可實誠的成王,并未聽出其話里隱含的陷阱,只慌亂的連連擺著手,表示道“啊?不怪、不怪!二皇弟、三皇弟也是一番孝心,我怎會怪責!”
恒卓淵眼神微冷,忽然開口厲斥一聲“成王你是心懷不軌嗎?”
“什么?皇叔,您在說什么?”成王一驚,呆愣的看向滿是厲色的恒卓淵,完全不明白,發生了什么事。
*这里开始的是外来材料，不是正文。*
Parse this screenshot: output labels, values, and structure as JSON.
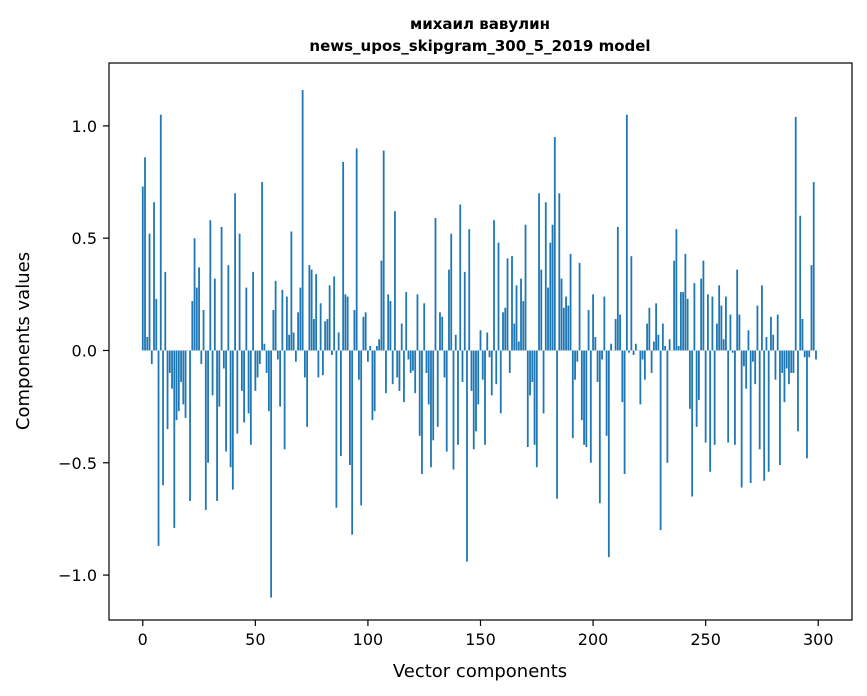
{
  "chart_data": {
    "type": "bar",
    "title_line1": "михаил вавулин",
    "title_line2": "news_upos_skipgram_300_5_2019 model",
    "xlabel": "Vector components",
    "ylabel": "Components values",
    "xlim": [
      -15,
      315
    ],
    "ylim": [
      -1.2,
      1.28
    ],
    "x_ticks": [
      0,
      50,
      100,
      150,
      200,
      250,
      300
    ],
    "x_tick_labels": [
      "0",
      "50",
      "100",
      "150",
      "200",
      "250",
      "300"
    ],
    "y_ticks": [
      -1.0,
      -0.5,
      0.0,
      0.5,
      1.0
    ],
    "y_tick_labels": [
      "−1.0",
      "−0.5",
      "0.0",
      "0.5",
      "1.0"
    ],
    "grid": false,
    "bar_color": "#1f77b4",
    "bar_width": 0.8,
    "x": [
      0,
      1,
      2,
      3,
      4,
      5,
      6,
      7,
      8,
      9,
      10,
      11,
      12,
      13,
      14,
      15,
      16,
      17,
      18,
      19,
      20,
      21,
      22,
      23,
      24,
      25,
      26,
      27,
      28,
      29,
      30,
      31,
      32,
      33,
      34,
      35,
      36,
      37,
      38,
      39,
      40,
      41,
      42,
      43,
      44,
      45,
      46,
      47,
      48,
      49,
      50,
      51,
      52,
      53,
      54,
      55,
      56,
      57,
      58,
      59,
      60,
      61,
      62,
      63,
      64,
      65,
      66,
      67,
      68,
      69,
      70,
      71,
      72,
      73,
      74,
      75,
      76,
      77,
      78,
      79,
      80,
      81,
      82,
      83,
      84,
      85,
      86,
      87,
      88,
      89,
      90,
      91,
      92,
      93,
      94,
      95,
      96,
      97,
      98,
      99,
      100,
      101,
      102,
      103,
      104,
      105,
      106,
      107,
      108,
      109,
      110,
      111,
      112,
      113,
      114,
      115,
      116,
      117,
      118,
      119,
      120,
      121,
      122,
      123,
      124,
      125,
      126,
      127,
      128,
      129,
      130,
      131,
      132,
      133,
      134,
      135,
      136,
      137,
      138,
      139,
      140,
      141,
      142,
      143,
      144,
      145,
      146,
      147,
      148,
      149,
      150,
      151,
      152,
      153,
      154,
      155,
      156,
      157,
      158,
      159,
      160,
      161,
      162,
      163,
      164,
      165,
      166,
      167,
      168,
      169,
      170,
      171,
      172,
      173,
      174,
      175,
      176,
      177,
      178,
      179,
      180,
      181,
      182,
      183,
      184,
      185,
      186,
      187,
      188,
      189,
      190,
      191,
      192,
      193,
      194,
      195,
      196,
      197,
      198,
      199,
      200,
      201,
      202,
      203,
      204,
      205,
      206,
      207,
      208,
      209,
      210,
      211,
      212,
      213,
      214,
      215,
      216,
      217,
      218,
      219,
      220,
      221,
      222,
      223,
      224,
      225,
      226,
      227,
      228,
      229,
      230,
      231,
      232,
      233,
      234,
      235,
      236,
      237,
      238,
      239,
      240,
      241,
      242,
      243,
      244,
      245,
      246,
      247,
      248,
      249,
      250,
      251,
      252,
      253,
      254,
      255,
      256,
      257,
      258,
      259,
      260,
      261,
      262,
      263,
      264,
      265,
      266,
      267,
      268,
      269,
      270,
      271,
      272,
      273,
      274,
      275,
      276,
      277,
      278,
      279,
      280,
      281,
      282,
      283,
      284,
      285,
      286,
      287,
      288,
      289,
      290,
      291,
      292,
      293,
      294,
      295,
      296,
      297,
      298,
      299
    ],
    "values": [
      0.73,
      0.86,
      0.06,
      0.52,
      -0.06,
      0.66,
      0.23,
      -0.87,
      1.05,
      -0.6,
      0.35,
      -0.35,
      -0.1,
      -0.17,
      -0.79,
      -0.31,
      -0.27,
      -0.14,
      -0.24,
      -0.3,
      0.0,
      -0.67,
      0.22,
      0.5,
      0.28,
      0.37,
      -0.06,
      0.18,
      -0.71,
      -0.5,
      0.58,
      -0.2,
      0.32,
      -0.67,
      -0.25,
      0.55,
      -0.08,
      -0.45,
      0.38,
      -0.52,
      -0.62,
      0.7,
      -0.37,
      0.52,
      -0.18,
      -0.32,
      0.28,
      -0.28,
      -0.42,
      0.35,
      -0.18,
      -0.12,
      -0.06,
      0.75,
      0.03,
      -0.1,
      -0.27,
      -1.1,
      0.18,
      0.31,
      -0.04,
      -0.25,
      0.27,
      -0.44,
      0.24,
      0.07,
      0.53,
      0.08,
      -0.05,
      0.17,
      0.28,
      1.16,
      -0.12,
      -0.34,
      0.38,
      0.36,
      0.14,
      0.34,
      -0.12,
      0.21,
      -0.11,
      0.13,
      0.14,
      0.29,
      -0.02,
      0.33,
      -0.7,
      0.08,
      -0.47,
      0.84,
      0.25,
      0.24,
      -0.51,
      -0.82,
      0.18,
      0.9,
      -0.13,
      -0.69,
      0.15,
      0.17,
      -0.05,
      0.02,
      -0.31,
      -0.27,
      0.02,
      0.05,
      0.4,
      0.89,
      -0.19,
      0.25,
      0.22,
      -0.15,
      0.62,
      -0.12,
      -0.18,
      0.12,
      -0.23,
      0.26,
      -0.04,
      -0.1,
      -0.09,
      -0.19,
      0.25,
      -0.38,
      -0.55,
      0.21,
      -0.1,
      -0.24,
      -0.52,
      -0.4,
      0.59,
      -0.34,
      0.17,
      0.15,
      -0.12,
      -0.45,
      0.36,
      0.52,
      -0.53,
      0.07,
      -0.42,
      0.65,
      -0.14,
      0.35,
      -0.94,
      0.54,
      -0.18,
      -0.44,
      -0.36,
      -0.24,
      0.09,
      -0.13,
      -0.42,
      0.08,
      -0.03,
      -0.2,
      0.58,
      -0.15,
      0.48,
      -0.28,
      0.17,
      0.19,
      0.41,
      -0.1,
      0.42,
      0.12,
      0.29,
      0.04,
      0.32,
      0.22,
      0.56,
      -0.43,
      -0.2,
      -0.14,
      -0.42,
      -0.52,
      0.7,
      0.36,
      -0.28,
      0.66,
      0.28,
      0.48,
      0.56,
      0.95,
      -0.66,
      0.7,
      0.32,
      0.19,
      0.24,
      0.2,
      0.43,
      -0.39,
      -0.13,
      -0.05,
      0.39,
      -0.31,
      -0.42,
      -0.43,
      0.18,
      -0.5,
      0.25,
      0.06,
      -0.14,
      -0.68,
      -0.04,
      0.24,
      -0.38,
      -0.92,
      0.03,
      0.0,
      0.14,
      0.55,
      0.16,
      -0.23,
      -0.55,
      1.05,
      -0.01,
      0.42,
      -0.02,
      0.03,
      0.0,
      -0.24,
      -0.04,
      -0.13,
      0.12,
      0.19,
      -0.1,
      0.04,
      0.21,
      0.07,
      -0.8,
      0.12,
      0.02,
      -0.5,
      0.05,
      0.0,
      0.4,
      0.54,
      0.02,
      0.26,
      0.26,
      0.43,
      0.23,
      -0.26,
      -0.65,
      0.3,
      -0.34,
      -0.22,
      0.32,
      0.4,
      -0.41,
      0.25,
      -0.54,
      0.24,
      -0.42,
      0.12,
      0.29,
      0.2,
      0.05,
      0.24,
      -0.41,
      0.16,
      -0.01,
      -0.42,
      0.36,
      0.16,
      -0.61,
      -0.07,
      -0.17,
      0.09,
      -0.59,
      -0.05,
      -0.15,
      0.2,
      -0.44,
      0.29,
      -0.58,
      0.06,
      -0.54,
      0.15,
      0.07,
      -0.13,
      0.16,
      -0.51,
      -0.1,
      -0.23,
      -0.08,
      -0.15,
      -0.1,
      -0.1,
      1.04,
      -0.36,
      0.6,
      0.14,
      -0.03,
      -0.48,
      -0.03,
      0.38,
      0.75,
      -0.04
    ]
  }
}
“本王在問你,你是心懷不軌,還是有不臣之心?”恒卓淵再問,神情肅穆的嚇人。
成王慌了,磕磕絆絆的說道“嚴楓不明白……不明白皇叔的意思。嚴楓……嚴楓敬重父皇都來不及,怎么會……怎會有不臣之心?皇叔……”
成王滿心沮喪與難過。
他著實是不明白,今日的恒卓淵,怎么屢次針對于他。之前,皇叔雖待他冷淡,卻也是真心對他的,今日到底說怎么回事啊?
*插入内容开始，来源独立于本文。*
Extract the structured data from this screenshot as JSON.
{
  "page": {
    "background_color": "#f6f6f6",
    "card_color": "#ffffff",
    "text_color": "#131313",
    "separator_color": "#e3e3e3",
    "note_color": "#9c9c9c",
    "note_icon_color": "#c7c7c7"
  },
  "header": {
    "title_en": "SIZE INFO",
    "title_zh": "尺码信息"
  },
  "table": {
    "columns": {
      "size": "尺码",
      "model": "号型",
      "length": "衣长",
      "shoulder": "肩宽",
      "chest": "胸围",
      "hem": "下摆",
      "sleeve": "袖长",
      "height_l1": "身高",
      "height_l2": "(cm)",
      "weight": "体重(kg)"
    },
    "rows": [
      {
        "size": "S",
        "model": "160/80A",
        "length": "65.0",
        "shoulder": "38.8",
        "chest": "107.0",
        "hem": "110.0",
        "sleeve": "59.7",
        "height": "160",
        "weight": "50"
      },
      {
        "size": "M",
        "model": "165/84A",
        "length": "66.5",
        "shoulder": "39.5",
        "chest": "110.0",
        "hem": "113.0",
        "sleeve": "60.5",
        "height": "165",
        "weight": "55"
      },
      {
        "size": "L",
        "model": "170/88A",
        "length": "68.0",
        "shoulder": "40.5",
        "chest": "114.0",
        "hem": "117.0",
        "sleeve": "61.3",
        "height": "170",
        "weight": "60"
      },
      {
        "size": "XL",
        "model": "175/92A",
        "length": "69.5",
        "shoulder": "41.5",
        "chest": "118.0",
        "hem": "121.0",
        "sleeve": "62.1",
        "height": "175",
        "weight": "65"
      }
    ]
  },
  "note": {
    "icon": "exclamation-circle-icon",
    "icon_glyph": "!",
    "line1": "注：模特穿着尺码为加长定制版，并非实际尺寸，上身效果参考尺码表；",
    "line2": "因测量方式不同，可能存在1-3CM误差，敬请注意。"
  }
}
而見了成王的模樣,恒卓淵眸光微微閃爍了一下,卻還是冷聲說道“既然你沒有不軌之心,也無不臣之心,你如何敢應,你二皇弟的一聲臣弟的自稱?”
末了,恒卓淵厲喝一聲“你來告訴本王,何謂臣弟!”
何謂臣弟,這四個字“轟隆”一聲,重重的砸在了成王心頭。
何謂臣弟?
既是弟,也是臣。
只有當他登基為皇,最低也是成為太子之后,他的弟弟們向他俯首稱臣,才需要對他自稱一聲臣弟!
成王的臉色,頓時變得慘白。
“父皇,兒臣……兒臣……”成王想要解釋什么,卻又解釋不出來,直急的滿頭是汗。
“解釋什么?成日里悶在成王府里,既不知結交朝臣,又不知收攬能人賢士,被人算計也是咎由自取!還不速速退下去!”恒卓淵又是一番冷聲斥責。
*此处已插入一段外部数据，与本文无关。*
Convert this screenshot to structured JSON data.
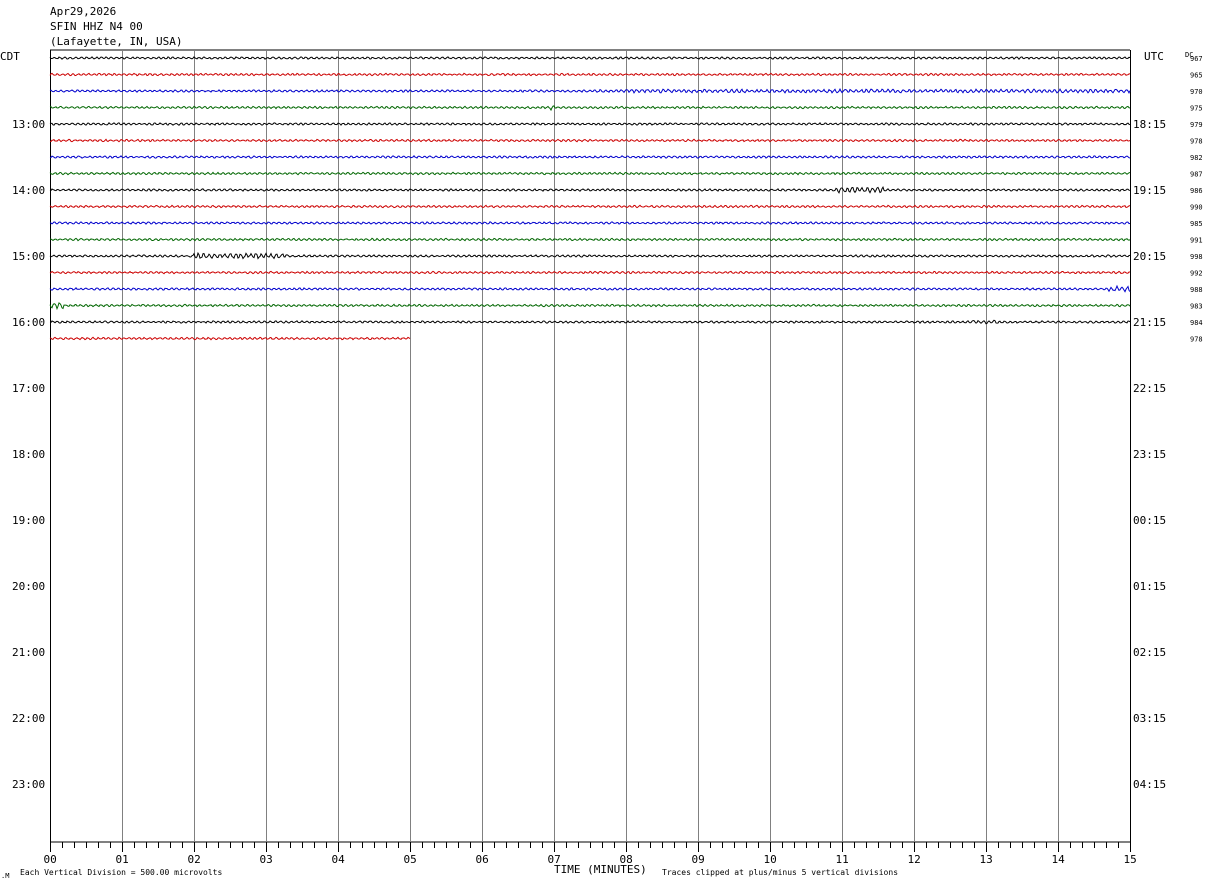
{
  "header": {
    "date": "Apr29,2026",
    "station": "SFIN HHZ N4 00",
    "location": "(Lafayette, IN, USA)"
  },
  "left_tz_label": "CDT",
  "right_tz_label": "UTC",
  "dc_label": "DC",
  "footer": {
    "scale_note": "Each Vertical Division =  500.00 microvolts",
    "xlabel": "TIME (MINUTES)",
    "clip_note": "Traces clipped at plus/minus 5 vertical divisions"
  },
  "colors": {
    "trace_cycle": [
      "#000000",
      "#cc0000",
      "#0000cc",
      "#006600"
    ],
    "grid": "#808080"
  },
  "chart_data": {
    "type": "line",
    "description_free": true,
    "x_ticks": [
      "00",
      "01",
      "02",
      "03",
      "04",
      "05",
      "06",
      "07",
      "08",
      "09",
      "10",
      "11",
      "12",
      "13",
      "14",
      "15"
    ],
    "x_range": [
      0,
      15
    ],
    "left_hour_labels": [
      "13:00",
      "14:00",
      "15:00",
      "16:00",
      "17:00",
      "18:00",
      "19:00",
      "20:00",
      "21:00",
      "22:00",
      "23:00"
    ],
    "right_hour_labels": [
      "18:15",
      "19:15",
      "20:15",
      "21:15",
      "22:15",
      "23:15",
      "00:15",
      "01:15",
      "02:15",
      "03:15",
      "04:15"
    ],
    "rows_per_hour": 4,
    "first_labeled_row": 4,
    "total_rows": 48,
    "traces": [
      {
        "row": 0,
        "dc": "967",
        "end_minute": 15,
        "events": []
      },
      {
        "row": 1,
        "dc": "965",
        "end_minute": 15,
        "events": []
      },
      {
        "row": 2,
        "dc": "970",
        "end_minute": 15,
        "events": [
          {
            "start": 7.5,
            "end": 15,
            "amp": 1.6
          }
        ]
      },
      {
        "row": 3,
        "dc": "975",
        "end_minute": 15,
        "events": [
          {
            "start": 6.9,
            "end": 7.0,
            "amp": 2.5
          }
        ]
      },
      {
        "row": 4,
        "dc": "979",
        "end_minute": 15,
        "events": []
      },
      {
        "row": 5,
        "dc": "978",
        "end_minute": 15,
        "events": []
      },
      {
        "row": 6,
        "dc": "982",
        "end_minute": 15,
        "events": []
      },
      {
        "row": 7,
        "dc": "987",
        "end_minute": 15,
        "events": []
      },
      {
        "row": 8,
        "dc": "986",
        "end_minute": 15,
        "events": [
          {
            "start": 10.9,
            "end": 11.6,
            "amp": 2.4
          }
        ]
      },
      {
        "row": 9,
        "dc": "990",
        "end_minute": 15,
        "events": []
      },
      {
        "row": 10,
        "dc": "985",
        "end_minute": 15,
        "events": []
      },
      {
        "row": 11,
        "dc": "991",
        "end_minute": 15,
        "events": []
      },
      {
        "row": 12,
        "dc": "998",
        "end_minute": 15,
        "events": [
          {
            "start": 2.0,
            "end": 3.3,
            "amp": 2.6
          }
        ]
      },
      {
        "row": 13,
        "dc": "992",
        "end_minute": 15,
        "events": []
      },
      {
        "row": 14,
        "dc": "988",
        "end_minute": 15,
        "events": [
          {
            "start": 14.7,
            "end": 15,
            "amp": 2.8
          }
        ]
      },
      {
        "row": 15,
        "dc": "983",
        "end_minute": 15,
        "events": [
          {
            "start": 0.0,
            "end": 0.2,
            "amp": 3.0
          }
        ]
      },
      {
        "row": 16,
        "dc": "984",
        "end_minute": 15,
        "events": [
          {
            "start": 12.8,
            "end": 13.2,
            "amp": 1.6
          }
        ]
      },
      {
        "row": 17,
        "dc": "978",
        "end_minute": 5,
        "events": []
      }
    ]
  }
}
成王幾乎落下淚來,羞愧難當的給蒼正帝磕了頭,當真起身退出了大殿。
蒼正帝張了張嘴,終究是沒有說出,什么挽留的話來。
事實上,蒼正帝雖然覺得,恒卓淵在他的壽宴上,如此斥責自己的兒子,著實是不安好心。另一方面,他也暗暗覺得,恒卓淵并沒有說錯。
成王為人實誠,不結黨,不收攬羽翼,只一心當一個逍遙王爺,雖然是愚笨不堪,卻也是最令他放心的兒子。
至于其他的兒子……
蒼正帝的目光,從恒嚴暉身上掃過,不悅的開口說道“嚴暉,是不是近些時日疏于學習,禮儀規矩都忘了嗎?”